Knock Sensor Based Virtual Combustion Sensor Signal Bias Sensitivity 2018-01-1154
The combustion in a direct injected internal combustion engine is normally open-loop controlled. The introduction of cylinder pressure sensors enables a virtual combustion sensor which in turn enables closed-loop combustion control, and the possibility to counteract effects such as engine part-to-part variation, component ageing and fuel quality diversity.
Closed-loop combustion control requires precise, robust and preferably cheap sensors. This paper presents an investigation of the robustness and the limitation of a knock sensor based virtual combustion sensor. This virtual combustion sensor utilize the common heat release analysis using a knock sensor based virtual cylinder pressure signal.
Major virtual sensor error sources in a heavy-duty engine were identified as: the specific heat ratio model, the boost pressure and the crank angle phasing. The virtual sensor errors were quantified in relation to both the measured cylinder pressure and the total virtual sensor error.

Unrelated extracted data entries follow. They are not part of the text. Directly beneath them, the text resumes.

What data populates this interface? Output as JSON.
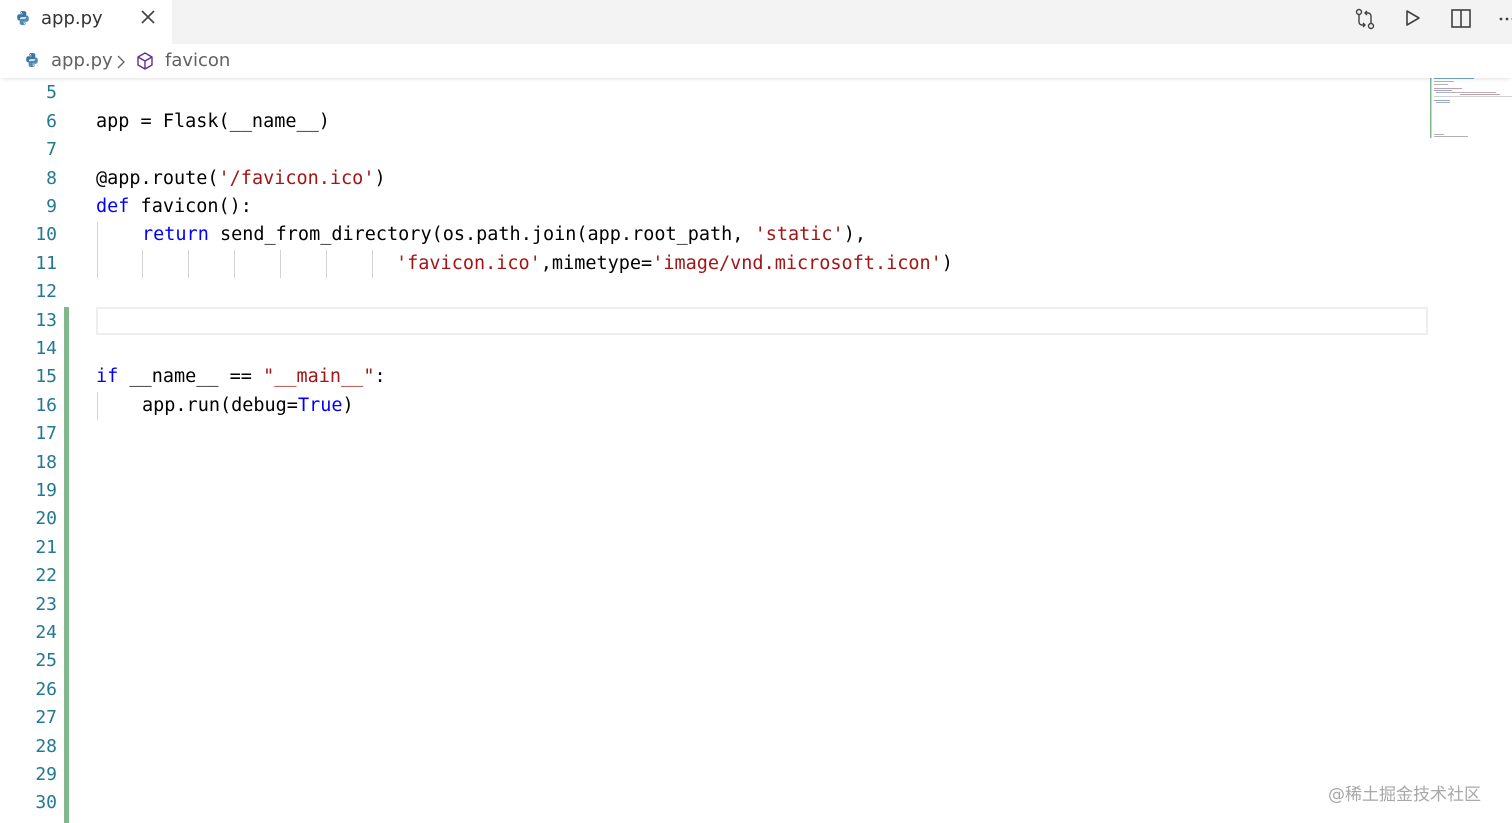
{
  "tab": {
    "label": "app.py",
    "icon": "python-icon",
    "close_icon": "close-icon"
  },
  "editor_actions": [
    {
      "name": "open-changes-button",
      "icon": "git-compare-icon"
    },
    {
      "name": "run-button",
      "icon": "play-icon"
    },
    {
      "name": "split-editor-button",
      "icon": "split-editor-icon"
    },
    {
      "name": "more-actions-button",
      "icon": "ellipsis-icon"
    }
  ],
  "breadcrumb": {
    "file": "app.py",
    "separator_icon": "chevron-right-icon",
    "symbol_icon": "symbol-method-icon",
    "symbol": "favicon"
  },
  "line_numbers": [
    "5",
    "6",
    "7",
    "8",
    "9",
    "10",
    "11",
    "12",
    "13",
    "14",
    "15",
    "16",
    "17",
    "18",
    "19",
    "20",
    "21",
    "22",
    "23",
    "24",
    "25",
    "26",
    "27",
    "28",
    "29",
    "30"
  ],
  "code": {
    "line6": {
      "a": "app = Flask(__name__)"
    },
    "line8": {
      "a": "@app.route(",
      "s": "'/favicon.ico'",
      "b": ")"
    },
    "line9": {
      "k": "def",
      "a": " favicon():"
    },
    "line10": {
      "k": "return",
      "a": " send_from_directory(os.path.join(app.root_path, ",
      "s": "'static'",
      "b": "),"
    },
    "line11": {
      "s1": "'favicon.ico'",
      "a": ",mimetype=",
      "s2": "'image/vnd.microsoft.icon'",
      "b": ")"
    },
    "line15": {
      "k": "if",
      "a": " __name__ == ",
      "s": "\"__main__\"",
      "b": ":"
    },
    "line16": {
      "a": "app.run(debug=",
      "k": "True",
      "b": ")"
    }
  },
  "watermark": "@稀土掘金技术社区",
  "colors": {
    "keyword": "#0000ff",
    "string": "#a31515",
    "line_number": "#237893",
    "gutter_modified": "#81b88b"
  }
}
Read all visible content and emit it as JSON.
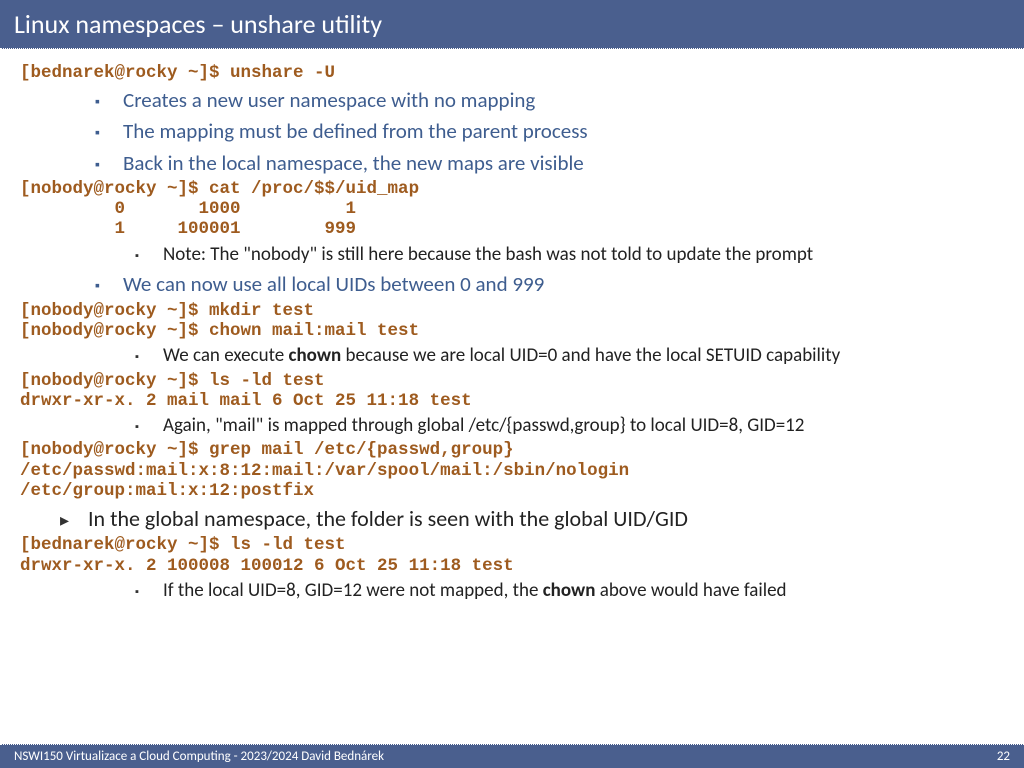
{
  "title": "Linux namespaces – unshare utility",
  "code1": "[bednarek@rocky ~]$ unshare -U",
  "b1": "Creates a new user namespace with no mapping",
  "b2": "The mapping must be defined from the parent process",
  "b3": "Back in the local namespace, the new maps are visible",
  "code2": "[nobody@rocky ~]$ cat /proc/$$/uid_map\n         0       1000          1\n         1     100001        999",
  "n1": "Note: The \"nobody\" is still here because the bash was not told to update the prompt",
  "b4": "We can now use all local UIDs between 0 and 999",
  "code3": "[nobody@rocky ~]$ mkdir test\n[nobody@rocky ~]$ chown mail:mail test",
  "n2a": "We can execute ",
  "n2b": "chown",
  "n2c": " because we are local UID=0 and have the local SETUID capability",
  "code4": "[nobody@rocky ~]$ ls -ld test\ndrwxr-xr-x. 2 mail mail 6 Oct 25 11:18 test",
  "n3": "Again, \"mail\" is mapped through global /etc/{passwd,group} to local UID=8, GID=12",
  "code5": "[nobody@rocky ~]$ grep mail /etc/{passwd,group}\n/etc/passwd:mail:x:8:12:mail:/var/spool/mail:/sbin/nologin\n/etc/group:mail:x:12:postfix",
  "t1": "In the global namespace, the folder is seen with the global UID/GID",
  "code6": "[bednarek@rocky ~]$ ls -ld test\ndrwxr-xr-x. 2 100008 100012 6 Oct 25 11:18 test",
  "n4a": "If the local UID=8, GID=12 were not mapped, the ",
  "n4b": "chown",
  "n4c": " above would have failed",
  "footer_left": "NSWI150 Virtualizace a Cloud Computing - 2023/2024 David Bednárek",
  "footer_right": "22"
}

The tolerance analysis of the virtual sensor showed the signals of the crank angles 10% and 50% heat release as robust with low sensitivity to errors. An additional dependency found for the crank angle of 10% heat release was the compression ratio error.
The study concluded that it is possible to estimate the mass fraction of 10% and 50% heat release accurately enough to make the virtual sensor an option for closed loop combustion control.
The study was not able to prove the virtual sensor cylinder pressure signal, crank angle of burned fractions signals or total heat release signal capable of confident determination of the amount of biodiesel in fossil diesel.